C’è un ragazzo che abita a Malmö, in Svezia e ha 22 anni. Si chiama Siavosh Derakhti. È musulmano. È figlio di immigrati dall’Iraq, parte di una comunità che conta oltre 125mila persone nel paese scandinavo. Certamente Papa Francesco incontrando questo ragazzo lo abbraccerebbe con grande affetto e stima perché “non appiattisce la sua esistenza, non si lascia trascinare da ideologie, non giustifica mai il male che incontra, non abbassa la guardia contro l’antisemitismo e contro il razzismo, qualunque sia la loro provenienza”. Siavosh infatti ha deciso di impegnare le sue energie a lottare contro l’antisemitismo e gli stereotipi. Alla domanda “perché lo fai, proprio tu che sei musulmano?” ha risposto: “Voglio fermare l’odio e il razzismo nella mia città. C’è un sacco d’ignoranza tra i giovani e gli insegnanti sull’olocausto e sull’antisemitismo. Proprio perché musulmano, voglio far crescere la comprensione tra le persone e mediare per le strade della città e on-line, perché ci sia pace”.
Il viaggio studentesco ad Auschwitz. Racconta Siavosh che nel 2010, frequentando la scuola si è accorto dell’atteggiamento duro di alcuni compagni nei confronti degli ebrei. Così ha preso l’iniziativa di invitare due testimoni della Shoah a parlare agli studenti del suo istituto e ha organizzato il primo viaggio studentesco al campo di Auschwitz. “La mia proposta non aveva ricevuto alcun sostegno, né dagli insegnanti, né dalla dirigenza scolastica. Non mi sono scoraggiato” ed è riuscito a portare ad Auschwitz un gruppo di 27 studenti, molti dei quali musulmani, alcuni palestinesi. “Mentre eravamo lì molti ragazzi sono scoppiati in lacrime” racconta. “Hanno imparato molto da quell’esperienza”. Dopo pochi mesi Siavosh ha fondato l’associazione “Giovani musulmani contro l’antisemitismo” che si è poi allargata trasformandosi in “Giovani contro l’antisemitismo e la xenofobia”. Ora Siavosh passa il suo tempo a organizzare e guidare per tutta la Svezia incontri ed eventi su questi temi. Descrive così le reazioni che incontra tra i giovani: “Ce ne sono di positive e negative. Alcuni mi vorrebbero mettere a tacere, altri sentono la voglia di mostrare più amore. Ma non ho paura, combatterò per i diritti umani e per il futuro dei nostri figli a Malmö. Voglio che possano crescere qui senza essere considerati immigrati e non svedesi. E spero anche che le forze politiche xenofobe un giorno vengano cacciate dal parlamento”.

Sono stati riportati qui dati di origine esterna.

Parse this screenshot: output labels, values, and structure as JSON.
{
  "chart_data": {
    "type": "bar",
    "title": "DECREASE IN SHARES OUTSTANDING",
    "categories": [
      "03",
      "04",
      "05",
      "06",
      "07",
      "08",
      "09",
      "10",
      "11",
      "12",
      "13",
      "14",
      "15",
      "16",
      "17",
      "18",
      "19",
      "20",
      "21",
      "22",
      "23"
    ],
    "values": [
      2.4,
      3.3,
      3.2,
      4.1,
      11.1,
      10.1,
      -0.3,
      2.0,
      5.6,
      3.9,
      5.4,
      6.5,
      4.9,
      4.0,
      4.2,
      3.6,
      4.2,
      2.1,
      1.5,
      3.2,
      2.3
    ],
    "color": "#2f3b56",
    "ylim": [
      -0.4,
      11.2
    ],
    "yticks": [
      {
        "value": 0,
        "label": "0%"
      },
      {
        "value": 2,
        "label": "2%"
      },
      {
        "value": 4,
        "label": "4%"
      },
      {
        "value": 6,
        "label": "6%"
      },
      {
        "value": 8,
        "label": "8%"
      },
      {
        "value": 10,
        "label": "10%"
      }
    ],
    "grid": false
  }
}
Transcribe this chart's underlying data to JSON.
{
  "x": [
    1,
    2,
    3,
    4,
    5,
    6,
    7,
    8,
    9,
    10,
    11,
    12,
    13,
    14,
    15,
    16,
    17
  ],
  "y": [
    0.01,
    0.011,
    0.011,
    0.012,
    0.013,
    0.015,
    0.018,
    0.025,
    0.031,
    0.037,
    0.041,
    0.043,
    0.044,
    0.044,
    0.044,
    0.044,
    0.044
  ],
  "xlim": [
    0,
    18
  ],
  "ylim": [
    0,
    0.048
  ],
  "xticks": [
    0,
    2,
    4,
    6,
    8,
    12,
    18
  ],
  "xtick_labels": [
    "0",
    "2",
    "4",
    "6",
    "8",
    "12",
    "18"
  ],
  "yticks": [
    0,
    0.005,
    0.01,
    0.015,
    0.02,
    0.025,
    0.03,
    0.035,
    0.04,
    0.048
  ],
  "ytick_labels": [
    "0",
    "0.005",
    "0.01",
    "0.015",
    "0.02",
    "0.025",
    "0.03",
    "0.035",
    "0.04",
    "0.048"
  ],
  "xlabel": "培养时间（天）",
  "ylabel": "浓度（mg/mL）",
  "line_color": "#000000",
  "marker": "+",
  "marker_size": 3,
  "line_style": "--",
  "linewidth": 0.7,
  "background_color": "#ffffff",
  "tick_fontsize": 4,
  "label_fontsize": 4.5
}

La conoscenza e l’amore. La chiave per risolvere il problema dell’odio tra le etnie? “La conoscenza e l’amore” risponde, e queste due parole tornano frequentemente anche sulla sua pagina Facebook in cui ora c’è una sua foto tra Barak Obama e il primo ministro svedese Fredrik Reinfeldt. È del 5 settembre scorso, quando il presidente statunitense ha fatto visita alla Grande Sinagoga di Stoccolma, per commemorare Raoul Wallenberg, che salvò la vita a oltre 100mila ebrei durante il suo servizio diplomatico a Budapest: consegnava agli ebrei, nell’Ungheria occupata dai tedeschi, i “passaporti di protezione”, documenti svedesi fasulli che però garantivano l’immunità di fronte ai nazisti e alla deportazione. Arrestato dai sovietici il 17 gennaio 1945 è morto forse in prigione nel ’47 o forse negli anni ’60 in un ospedale psichiatrico. La Svezia e la famiglia Wallenberg aspettano ancora la verità su quel “giusto tra le nazioni”. A Siavosh, il 27 agosto scorso, è stato consegnato il premio Wallenberg. Il giorno prima del passaggio di Obama a Stoccolma, avevo chiesto a Siavosh che cosa avrebbe detto al presidente. Aveva risposto così: “Voglio dirgli che dobbiamo mostrare più amore e più rispetto e sostenere gli ebrei, i musulmani, i Rom. Solo da lì possiamo cominciare a costruire ponti di pace. Dall’amore nasce l’amore, dall’odio nasce l’odio, dalla guerra la guerra. Gli dirò che mi chiamo Siavosh Derakhti e sono un combattente per la libertà e i diritti. Siamo tutti esseri umani e gli ebrei sono miei cugini”.